An Empirical Study on Relationship between Economic Growth and Carbon Emissions Based on Decoupling Theory


  •  Xingjun Ru    
  •  Shaofeng Chen    
  •  Hongxiang Dong    

Abstract

This article is based on Tapio’s decoupling model theory, make a quantitative evaluation on the relationship between economic development and carbon dioxide emissions in 6 typical developed countries, that is the United States, Canada, Japan, United Kingdom, France, Sweden, and 3 typical developing countries, that is China, Brazil and India. We find that strong decoupling between economic development and carbon emissions occurs in all developed countries and at least once in every country; 6 developed countries’ decoupling trends are continued in the entire target research phase; decoupling trends in 3 typical developing countries had substantial differences. Generally speaking, developing countries’ decoupling elasticity values are significantly higher than developed countries’ decoupling elasticity values in the entire target research phase.
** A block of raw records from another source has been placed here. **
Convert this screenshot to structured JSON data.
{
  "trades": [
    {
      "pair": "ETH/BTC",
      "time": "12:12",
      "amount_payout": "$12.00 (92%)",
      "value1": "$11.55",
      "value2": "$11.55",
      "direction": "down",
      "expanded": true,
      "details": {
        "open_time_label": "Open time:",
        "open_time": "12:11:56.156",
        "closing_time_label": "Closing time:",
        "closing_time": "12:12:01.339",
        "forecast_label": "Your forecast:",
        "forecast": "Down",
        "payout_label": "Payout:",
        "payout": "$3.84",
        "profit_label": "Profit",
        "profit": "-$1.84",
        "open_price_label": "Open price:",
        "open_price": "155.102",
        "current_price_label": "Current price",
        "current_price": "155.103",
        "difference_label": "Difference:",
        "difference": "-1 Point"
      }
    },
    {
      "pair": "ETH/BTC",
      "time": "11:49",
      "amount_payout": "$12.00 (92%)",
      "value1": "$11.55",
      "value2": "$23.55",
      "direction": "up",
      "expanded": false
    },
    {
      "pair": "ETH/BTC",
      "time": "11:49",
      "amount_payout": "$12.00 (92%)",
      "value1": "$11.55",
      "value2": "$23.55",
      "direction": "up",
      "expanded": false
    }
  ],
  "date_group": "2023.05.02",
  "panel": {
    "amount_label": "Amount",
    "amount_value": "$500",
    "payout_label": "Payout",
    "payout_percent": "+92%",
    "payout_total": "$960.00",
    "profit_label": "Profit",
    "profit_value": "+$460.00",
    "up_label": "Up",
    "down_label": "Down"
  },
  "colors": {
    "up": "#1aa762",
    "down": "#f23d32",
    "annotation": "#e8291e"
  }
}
The final conclusion is that continued decoupling can be achieved; pursuit of achieving strong decoupling between economic growth and carbon emissions should not at the expense of economic regression or economic stagnation, in this sense, positive strong decoupling did not appeared in 3 typical developing countries, it will be take a long time for developing countries to achieve developed countries’ decoupling achievements.